Rêve à vendre
Je n’ai jamais trop compris l’expression « vendre du rêve », en tout cas dans sa connotation péjorative. Vendre du rêve, je trouve ça sain, c’est le but du cinéma, de la littérature, de beaucoup d’arts et de la plupart des divertissements ; et jusqu’ici, je ne voyais pas en quoi c’était blâmable.
Puis j’ai lu cet article de l’Express (en anglais ; vous en trouverez ici une traduction succincte par Maïa Mazaurette), qui parle de la routine des mannequins masculins – moins médiatisée que celle de leurs collègues féminins – pour parvenir à ressembler à ce que vous en voyez dans les magazines. On sait déjà tous que les bombes en couvertures de magazines sont photoshopées jusqu'au coude (on a tous vu la vidéo Dove evolution), on sait que les mannequins sont soumis à des régimes (alimentaires, mais pas seulement) drastiques, on sait tout ça. Mais malgré ça, la société ne parvient pas à réaliser que ce que l’on nous montre n’existe pas. Au sens le plus littéral du terme. Le mannequin interviewé par l’Express l’explique bien : « C’est impossible de ressembler à ça sept jours par semaine. Nous-mêmes n’y arrivons pas. Personne ne le peut ».
Ce n’est même plus du rêve. C’est carrément du vent.
Les films nous vendent du rêve, mais du métarêve, du rêve assumé. Ils tentent de nous faire croire à une histoire et des personnages pendant 90 minutes. Mais on est conscient de l’artificialité du dispositif, parce que le cinéma ne prétend pas montrer la réalité. On sait qu’entre deux prises, l’actrice est remaquillée, qu’on arrange la lumière de façon à ce qu’elle n’ait aucun cerne (ça a même un nom, ça s’appelle le high key lighting). Les magazines essayent de nous faire croire à des personnages jusqu’à ce qu’on en meure.
Les corps des magazines, comme ceux des publicités, n’existent pas. Je ne dis pas qu’ils sont rares, non, ils n’existent simplement pas du tout. Dans la vraie vie, les gens sont à la rigueur botoxés, ils ne sont pas photoshopés. Et pourtant, l’intégralité du contenu du magazine va consister en vous faire croire que vous pouvez ressembler à la jeune femme de la couverture.
C’est-à-dire qu’on vous montre ça : (cliquez sur l'image pour mieux baver)

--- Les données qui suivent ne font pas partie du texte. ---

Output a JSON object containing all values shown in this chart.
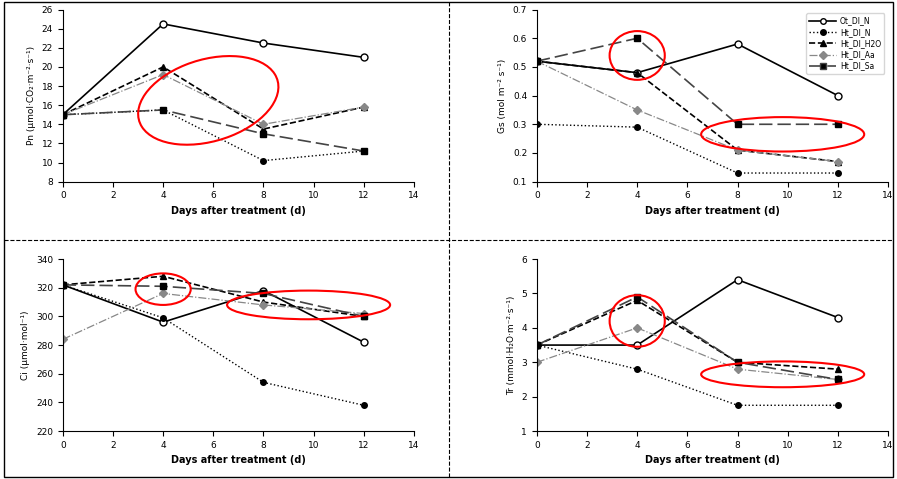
{
  "days": [
    0,
    4,
    8,
    12
  ],
  "pn": {
    "Ot_DI_N": [
      15.0,
      24.5,
      22.5,
      21.0
    ],
    "Ht_DI_N": [
      15.0,
      15.5,
      10.2,
      11.2
    ],
    "Ht_DI_H2O": [
      15.0,
      20.0,
      13.5,
      15.8
    ],
    "Ht_DI_Aa": [
      15.0,
      19.2,
      14.0,
      15.8
    ],
    "Ht_DI_Sa": [
      15.0,
      15.5,
      13.0,
      11.2
    ]
  },
  "gs": {
    "Ot_DI_N": [
      0.52,
      0.48,
      0.58,
      0.4
    ],
    "Ht_DI_N": [
      0.3,
      0.29,
      0.13,
      0.13
    ],
    "Ht_DI_H2O": [
      0.52,
      0.48,
      0.21,
      0.17
    ],
    "Ht_DI_Aa": [
      0.52,
      0.35,
      0.21,
      0.17
    ],
    "Ht_DI_Sa": [
      0.52,
      0.6,
      0.3,
      0.3
    ]
  },
  "ci": {
    "Ot_DI_N": [
      322,
      296,
      318,
      282
    ],
    "Ht_DI_N": [
      322,
      299,
      254,
      238
    ],
    "Ht_DI_H2O": [
      322,
      328,
      310,
      300
    ],
    "Ht_DI_Aa": [
      284,
      316,
      308,
      302
    ],
    "Ht_DI_Sa": [
      322,
      321,
      316,
      300
    ]
  },
  "tr": {
    "Ot_DI_N": [
      3.5,
      3.5,
      5.4,
      4.3
    ],
    "Ht_DI_N": [
      3.5,
      2.8,
      1.75,
      1.75
    ],
    "Ht_DI_H2O": [
      3.5,
      4.8,
      3.0,
      2.8
    ],
    "Ht_DI_Aa": [
      3.0,
      4.0,
      2.8,
      2.5
    ],
    "Ht_DI_Sa": [
      3.5,
      4.9,
      3.0,
      2.5
    ]
  },
  "legend_labels": [
    "Ot_DI_N",
    "Ht_DI_N",
    "Ht_DI_H2O",
    "Ht_DI_Aa",
    "Ht_DI_Sa"
  ],
  "pn_ylabel": "Pn (μmol·CO₂·m⁻²·s⁻¹)",
  "gs_ylabel": "Gs (mol m⁻² s⁻¹)",
  "ci_ylabel": "Ci (μmol·mol⁻¹)",
  "tr_ylabel": "Tr (mmol·H₂O·m⁻²·s⁻¹)",
  "xlabel": "Days after treatment (d)",
  "pn_ylim": [
    8,
    26
  ],
  "pn_yticks": [
    8,
    10,
    12,
    14,
    16,
    18,
    20,
    22,
    24,
    26
  ],
  "gs_ylim": [
    0.1,
    0.7
  ],
  "gs_yticks": [
    0.1,
    0.2,
    0.3,
    0.4,
    0.5,
    0.6,
    0.7
  ],
  "ci_ylim": [
    220,
    340
  ],
  "ci_yticks": [
    220,
    240,
    260,
    280,
    300,
    320,
    340
  ],
  "tr_ylim": [
    1.0,
    6.0
  ],
  "tr_yticks": [
    1,
    2,
    3,
    4,
    5,
    6
  ],
  "xticks": [
    0,
    2,
    4,
    6,
    8,
    10,
    12,
    14
  ]
}
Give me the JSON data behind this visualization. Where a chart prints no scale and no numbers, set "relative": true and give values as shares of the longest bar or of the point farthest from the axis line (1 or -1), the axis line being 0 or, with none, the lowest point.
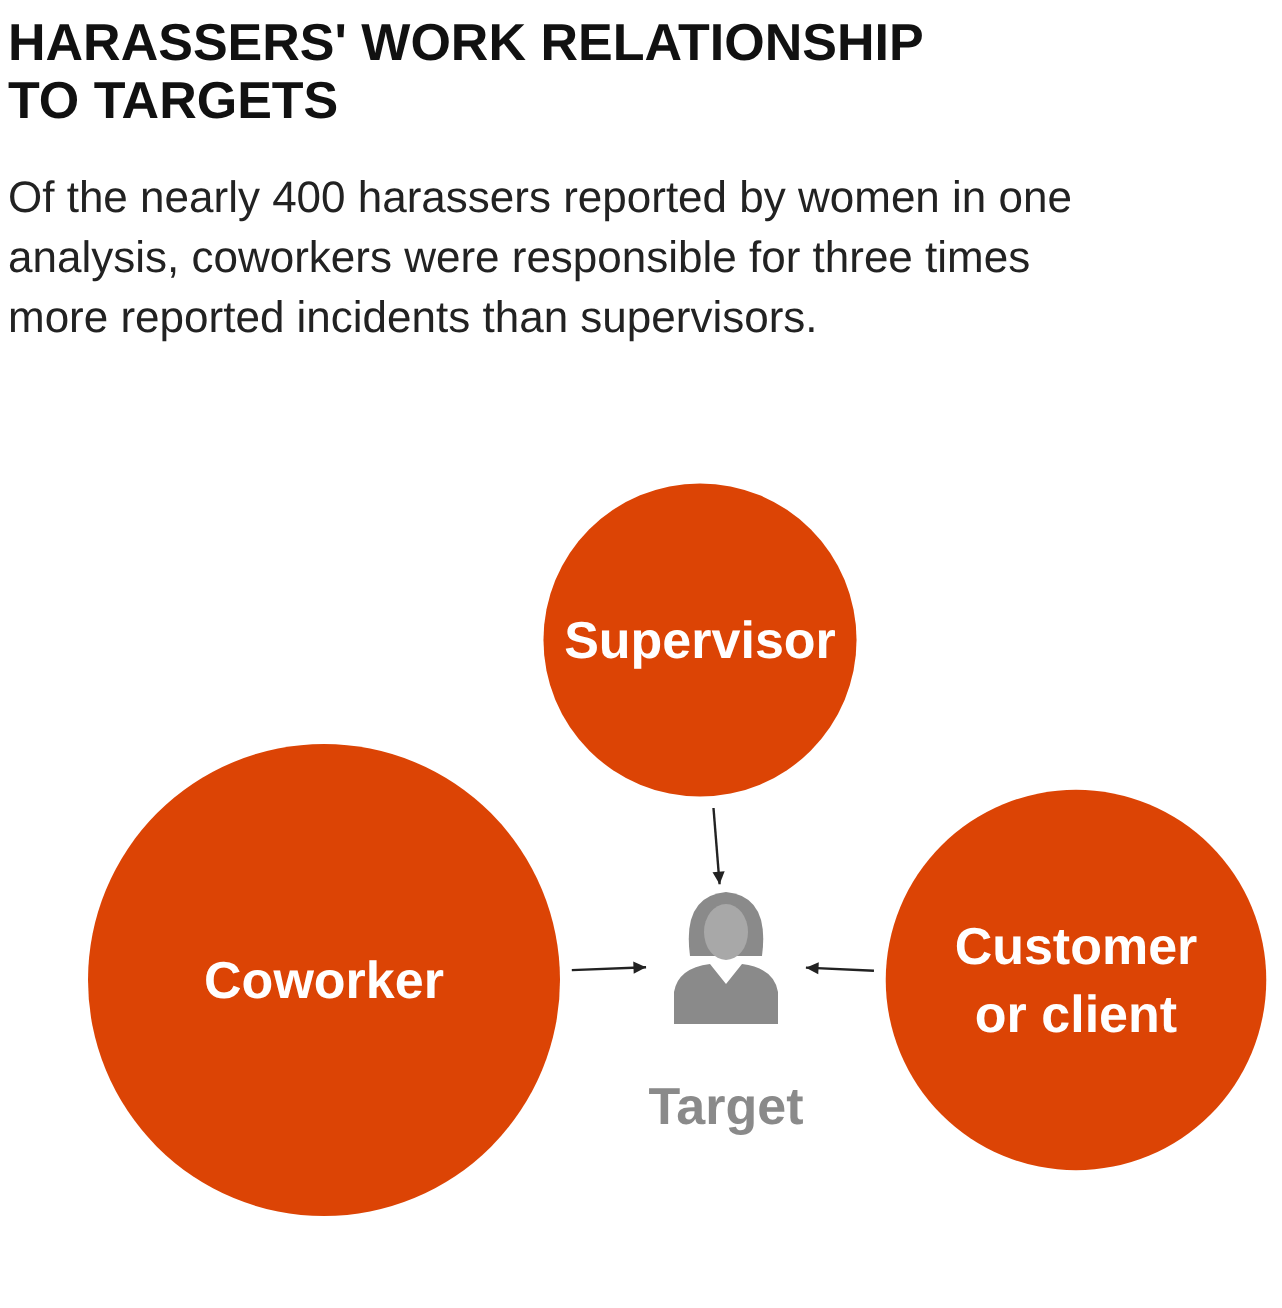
{
  "chart_data": {
    "type": "bubble",
    "relative": true,
    "title": "HARASSERS' WORK RELATIONSHIP TO TARGETS",
    "subtitle": "Of the nearly 400 harassers reported by women in one analysis, coworkers were responsible for three times more reported incidents than supervisors.",
    "categories": [
      "Coworker",
      "Supervisor",
      "Customer or client"
    ],
    "values": [
      0,
      1,
      0
    ],
    "sizes": [
      1,
      0.44,
      0.65
    ],
    "color": "#dc4405",
    "annotations": [
      "Target"
    ]
  }
}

Et qu’ensuite, on tente de vous vendre les attributs de Madame via des produits adaptés : l’eye-liner qu’elle porte sur la photo, le baume qui fait les lèvres pulpeuses comme elle a sur la photo, la robe de la photo, le gommage spécial seins pour avoir les seins de la photo, le programme sport & minceur pour être mince comme sur la photo, le blush qu’elle a sur la photo, tout ça agrémenté d’une interview où l’on découvre qu’elle est sympa (on le sait parce que la rédaction a ajouté « rires » après chaque phrase), cultivée (au lycée, elle a lu un recueil de Rimbaud), et que son secret beauté est « rester soi-même, et dormir beaucoup ».

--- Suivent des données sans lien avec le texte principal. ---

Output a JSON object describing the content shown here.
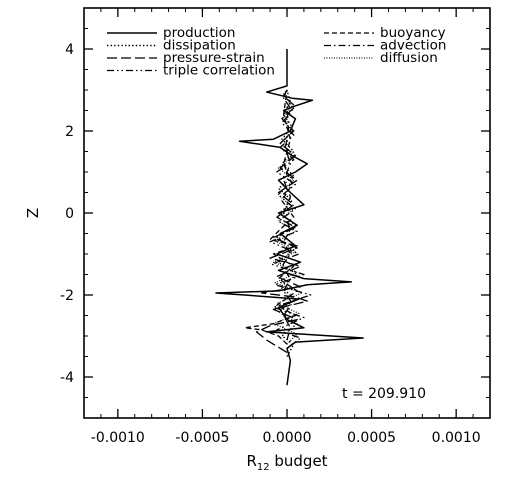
{
  "chart_data": {
    "type": "line",
    "title": "",
    "xlabel": "R",
    "xlabel_subscript": "12",
    "xlabel_suffix": " budget",
    "ylabel": "Z",
    "xlim": [
      -0.0012,
      0.0012
    ],
    "ylim": [
      -5,
      5
    ],
    "x_ticks": [
      -0.001,
      -0.0005,
      0,
      0.0005,
      0.001
    ],
    "x_tick_labels": [
      "-0.0010",
      "-0.0005",
      "0.0000",
      "0.0005",
      "0.0010"
    ],
    "y_ticks": [
      -4,
      -2,
      0,
      2,
      4
    ],
    "y_tick_labels": [
      "-4",
      "-2",
      "0",
      "2",
      "4"
    ],
    "grid": false,
    "legend_placement": "top",
    "annotation": "t = 209.910",
    "series": [
      {
        "name": "production",
        "style": "solid",
        "color": "#000000",
        "points": [
          [
            0,
            -4.2
          ],
          [
            2e-05,
            -3.6
          ],
          [
            0,
            -3.3
          ],
          [
            5e-05,
            -3.15
          ],
          [
            0.00045,
            -3.05
          ],
          [
            8e-05,
            -2.95
          ],
          [
            -0.00012,
            -2.9
          ],
          [
            0.0001,
            -2.8
          ],
          [
            0,
            -2.6
          ],
          [
            -5e-05,
            -2.3
          ],
          [
            7e-05,
            -2.1
          ],
          [
            -0.00025,
            -2.0
          ],
          [
            -0.00042,
            -1.95
          ],
          [
            -5e-05,
            -1.9
          ],
          [
            0.00012,
            -1.75
          ],
          [
            0.00038,
            -1.68
          ],
          [
            0.0001,
            -1.6
          ],
          [
            -5e-05,
            -1.4
          ],
          [
            8e-05,
            -1.2
          ],
          [
            -6e-05,
            -1.0
          ],
          [
            5e-05,
            -0.8
          ],
          [
            -4e-05,
            -0.5
          ],
          [
            6e-05,
            -0.3
          ],
          [
            -5e-05,
            0.0
          ],
          [
            0.0001,
            0.2
          ],
          [
            2e-05,
            0.5
          ],
          [
            -5e-05,
            0.8
          ],
          [
            5e-05,
            1.0
          ],
          [
            0.00012,
            1.2
          ],
          [
            3e-05,
            1.4
          ],
          [
            -4e-05,
            1.6
          ],
          [
            -0.00028,
            1.75
          ],
          [
            -8e-05,
            1.8
          ],
          [
            2e-05,
            2.0
          ],
          [
            5e-05,
            2.3
          ],
          [
            -2e-05,
            2.5
          ],
          [
            4e-05,
            2.6
          ],
          [
            0.00015,
            2.75
          ],
          [
            3e-05,
            2.8
          ],
          [
            -0.00012,
            2.95
          ],
          [
            0,
            3.1
          ],
          [
            0,
            4.0
          ]
        ]
      },
      {
        "name": "dissipation",
        "style": "dotted",
        "color": "#000000",
        "points": [
          [
            0,
            -3.5
          ],
          [
            4e-05,
            -3.2
          ],
          [
            -3e-05,
            -3.0
          ],
          [
            6e-05,
            -2.7
          ],
          [
            -5e-05,
            -2.4
          ],
          [
            5e-05,
            -2.1
          ],
          [
            -4e-05,
            -1.8
          ],
          [
            6e-05,
            -1.5
          ],
          [
            -5e-05,
            -1.2
          ],
          [
            4e-05,
            -0.9
          ],
          [
            -6e-05,
            -0.6
          ],
          [
            5e-05,
            -0.3
          ],
          [
            -4e-05,
            0.0
          ],
          [
            3e-05,
            0.3
          ],
          [
            -5e-05,
            0.6
          ],
          [
            4e-05,
            0.9
          ],
          [
            -3e-05,
            1.2
          ],
          [
            4e-05,
            1.5
          ],
          [
            -3e-05,
            1.8
          ],
          [
            3e-05,
            2.1
          ],
          [
            -2e-05,
            2.4
          ],
          [
            2e-05,
            2.7
          ],
          [
            0,
            3.0
          ]
        ]
      },
      {
        "name": "pressure-strain",
        "style": "longdash",
        "color": "#000000",
        "points": [
          [
            0,
            -3.4
          ],
          [
            -0.00012,
            -3.1
          ],
          [
            -0.00018,
            -2.9
          ],
          [
            -0.0001,
            -2.75
          ],
          [
            6e-05,
            -2.6
          ],
          [
            -8e-05,
            -2.35
          ],
          [
            0.00012,
            -2.15
          ],
          [
            5e-05,
            -2.05
          ],
          [
            -0.00015,
            -1.95
          ],
          [
            8e-05,
            -1.8
          ],
          [
            -6e-05,
            -1.55
          ],
          [
            8e-05,
            -1.3
          ],
          [
            -0.0001,
            -1.1
          ],
          [
            6e-05,
            -0.85
          ],
          [
            -8e-05,
            -0.6
          ],
          [
            5e-05,
            -0.35
          ],
          [
            -6e-05,
            -0.1
          ],
          [
            4e-05,
            0.2
          ],
          [
            -5e-05,
            0.5
          ],
          [
            6e-05,
            0.8
          ],
          [
            -4e-05,
            1.1
          ],
          [
            5e-05,
            1.4
          ],
          [
            -4e-05,
            1.7
          ],
          [
            4e-05,
            2.0
          ],
          [
            -3e-05,
            2.3
          ],
          [
            5e-05,
            2.6
          ],
          [
            -2e-05,
            2.85
          ],
          [
            0,
            3.0
          ]
        ]
      },
      {
        "name": "triple correlation",
        "style": "dashdotdot",
        "color": "#000000",
        "points": [
          [
            0,
            -3.3
          ],
          [
            8e-05,
            -3.05
          ],
          [
            -6e-05,
            -2.85
          ],
          [
            0.0001,
            -2.55
          ],
          [
            -8e-05,
            -2.3
          ],
          [
            0.00014,
            -2.0
          ],
          [
            -7e-05,
            -1.75
          ],
          [
            0.0001,
            -1.5
          ],
          [
            -9e-05,
            -1.25
          ],
          [
            7e-05,
            -1.0
          ],
          [
            -0.0001,
            -0.7
          ],
          [
            6e-05,
            -0.45
          ],
          [
            -5e-05,
            -0.2
          ],
          [
            5e-05,
            0.1
          ],
          [
            -4e-05,
            0.4
          ],
          [
            5e-05,
            0.7
          ],
          [
            -6e-05,
            1.0
          ],
          [
            4e-05,
            1.3
          ],
          [
            -4e-05,
            1.6
          ],
          [
            4e-05,
            1.9
          ],
          [
            -3e-05,
            2.2
          ],
          [
            3e-05,
            2.5
          ],
          [
            -2e-05,
            2.8
          ],
          [
            0,
            3.0
          ]
        ]
      },
      {
        "name": "buoyancy",
        "style": "dash",
        "color": "#000000",
        "points": [
          [
            0,
            -3.2
          ],
          [
            -5e-05,
            -3.0
          ],
          [
            -0.00015,
            -2.85
          ],
          [
            -0.00025,
            -2.8
          ],
          [
            -8e-05,
            -2.7
          ],
          [
            5e-05,
            -2.5
          ],
          [
            -6e-05,
            -2.25
          ],
          [
            6e-05,
            -1.9
          ],
          [
            -5e-05,
            -1.6
          ],
          [
            4e-05,
            -1.3
          ],
          [
            -8e-05,
            -1.0
          ],
          [
            6e-05,
            -0.8
          ],
          [
            -0.0001,
            -0.65
          ],
          [
            -4e-05,
            -0.4
          ],
          [
            4e-05,
            -0.1
          ],
          [
            -3e-05,
            0.3
          ],
          [
            3e-05,
            0.7
          ],
          [
            -2e-05,
            1.2
          ],
          [
            2e-05,
            1.8
          ],
          [
            -2e-05,
            2.4
          ],
          [
            0,
            3.0
          ]
        ]
      },
      {
        "name": "advection",
        "style": "dashdot",
        "color": "#000000",
        "points": [
          [
            0,
            -3.1
          ],
          [
            2e-05,
            -2.8
          ],
          [
            -2e-05,
            -2.5
          ],
          [
            3e-05,
            -2.2
          ],
          [
            -2e-05,
            -1.9
          ],
          [
            2e-05,
            -1.6
          ],
          [
            -3e-05,
            -1.3
          ],
          [
            2e-05,
            -1.0
          ],
          [
            -2e-05,
            -0.7
          ],
          [
            2e-05,
            -0.4
          ],
          [
            -2e-05,
            0.0
          ],
          [
            2e-05,
            0.4
          ],
          [
            -2e-05,
            0.8
          ],
          [
            2e-05,
            1.2
          ],
          [
            -1e-05,
            1.6
          ],
          [
            1e-05,
            2.0
          ],
          [
            0,
            2.6
          ]
        ]
      },
      {
        "name": "diffusion",
        "style": "finedot",
        "color": "#000000",
        "points": [
          [
            0,
            -3.2
          ],
          [
            6e-05,
            -2.95
          ],
          [
            -8e-05,
            -2.7
          ],
          [
            7e-05,
            -2.45
          ],
          [
            -6e-05,
            -2.2
          ],
          [
            9e-05,
            -1.95
          ],
          [
            -7e-05,
            -1.7
          ],
          [
            6e-05,
            -1.45
          ],
          [
            -8e-05,
            -1.2
          ],
          [
            5e-05,
            -0.95
          ],
          [
            -6e-05,
            -0.7
          ],
          [
            5e-05,
            -0.45
          ],
          [
            -5e-05,
            -0.2
          ],
          [
            4e-05,
            0.1
          ],
          [
            -5e-05,
            0.45
          ],
          [
            4e-05,
            0.8
          ],
          [
            -5e-05,
            1.1
          ],
          [
            4e-05,
            1.4
          ],
          [
            -4e-05,
            1.7
          ],
          [
            3e-05,
            2.0
          ],
          [
            -3e-05,
            2.3
          ],
          [
            3e-05,
            2.6
          ],
          [
            -2e-05,
            2.9
          ],
          [
            0,
            3.0
          ]
        ]
      }
    ]
  }
}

Donc. Vous allez acheter tout ça, et malgré tous vos efforts, vous n’allez pas lui ressembler. Pourquoi ? Mais parce qu’elle non plus, elle ne ressemble pas à cette photo d’elle ! Adriana Lima, hors shooting, ressemble à ça :
Pas dégueu au point de lui jeter des oeufs en hurlant "hou, le boudin", on vous l’accorde, mais reste qu'elle a la peau qui brille, des petits boutons, des poches sous les yeux, des cheveux tout ternes, et en bonus, une moue complètement stupide. En gros, c’est votre voisine de palier, quoi. Pas non plus de quoi hypothéquer votre studio pour des cosmétiques.
Cependant, mesdemoiselles, si vous êtes complexées par vos fesses, pas de problème : juste avant de faire l’amour, faites comme les mannequins de Victoria’s secret avant le défilé : étalez-vous vingt couches de fond de teint sur le popotin, et n’oubliez surtout pas de vous installer sous une lumière avantageuse. Il est certain que le garçon qui s’apprête à enfiler son préservatif ne s’enfuira pas net en réalisant qu’il est sur le point de coucher avec une folle, ah mais non, il sera bien trop occupé à s’extasier sur votre postérieur, cela va de soi.

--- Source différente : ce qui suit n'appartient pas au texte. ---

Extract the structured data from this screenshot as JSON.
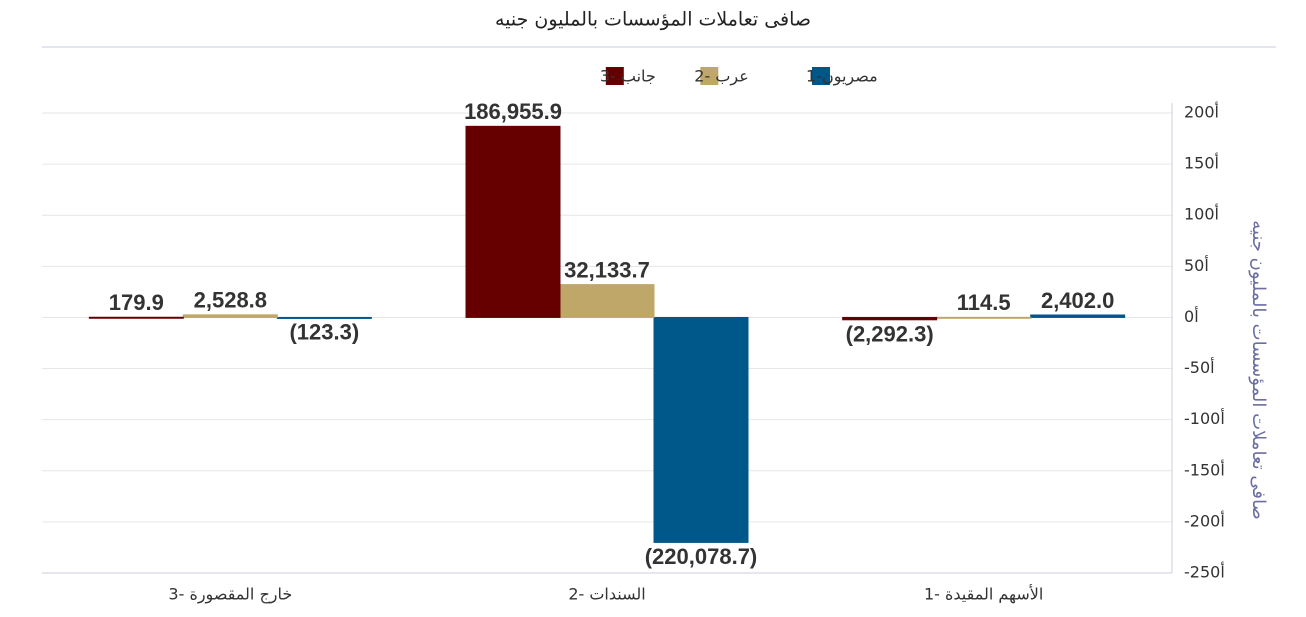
{
  "chart_data": {
    "type": "bar",
    "title": "صافى تعاملات المؤسسات بالمليون جنيه",
    "y_axis_label": "صافى تعاملات المؤسسات بالمليون جنيه",
    "categories": [
      "الأسهم المقيدة -1",
      "السندات -2",
      "خارج المقصورة -3"
    ],
    "series": [
      {
        "name": "مصريون-1",
        "color": "#00578a",
        "values": [
          2402.0,
          -220078.7,
          -123.3
        ],
        "value_labels": [
          "2,402.0",
          "(220,078.7)",
          "(123.3)"
        ]
      },
      {
        "name": "عرب -2",
        "color": "#bfa76a",
        "values": [
          114.5,
          32133.7,
          2528.8
        ],
        "value_labels": [
          "114.5",
          "32,133.7",
          "2,528.8"
        ]
      },
      {
        "name": "جانب -3",
        "color": "#660000",
        "values": [
          -2292.3,
          186955.9,
          179.9
        ],
        "value_labels": [
          "(2,292.3)",
          "186,955.9",
          "179.9"
        ]
      }
    ],
    "ylim": [
      -250000,
      200000
    ],
    "yticks": [
      {
        "value": -250000,
        "label": "-250أ"
      },
      {
        "value": -200000,
        "label": "-200أ"
      },
      {
        "value": -150000,
        "label": "-150أ"
      },
      {
        "value": -100000,
        "label": "-100أ"
      },
      {
        "value": -50000,
        "label": "-50أ"
      },
      {
        "value": 0,
        "label": "0أ"
      },
      {
        "value": 50000,
        "label": "50أ"
      },
      {
        "value": 100000,
        "label": "100أ"
      },
      {
        "value": 150000,
        "label": "150أ"
      },
      {
        "value": 200000,
        "label": "200أ"
      }
    ],
    "grid": true,
    "direction": "rtl",
    "legend": "top"
  }
}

Evidemment, si la société comprenait qu’il est tout bonnement impossible de ressembler aux modèles que l’on nous impose, et que les cosmétiques ne peuvent donc pas nous aider à atteindre ce but suprême, on se retrouverait tous en Grèce. Donc on continue de faire croire au gros mensonge, sauf Dove, la marque sympa qui nous dévoile les trucs de ses collègues et nous met en garde contre l’omniprésence de l’industrie de la beauté. Je me demande quand même comment ils se font de la thune.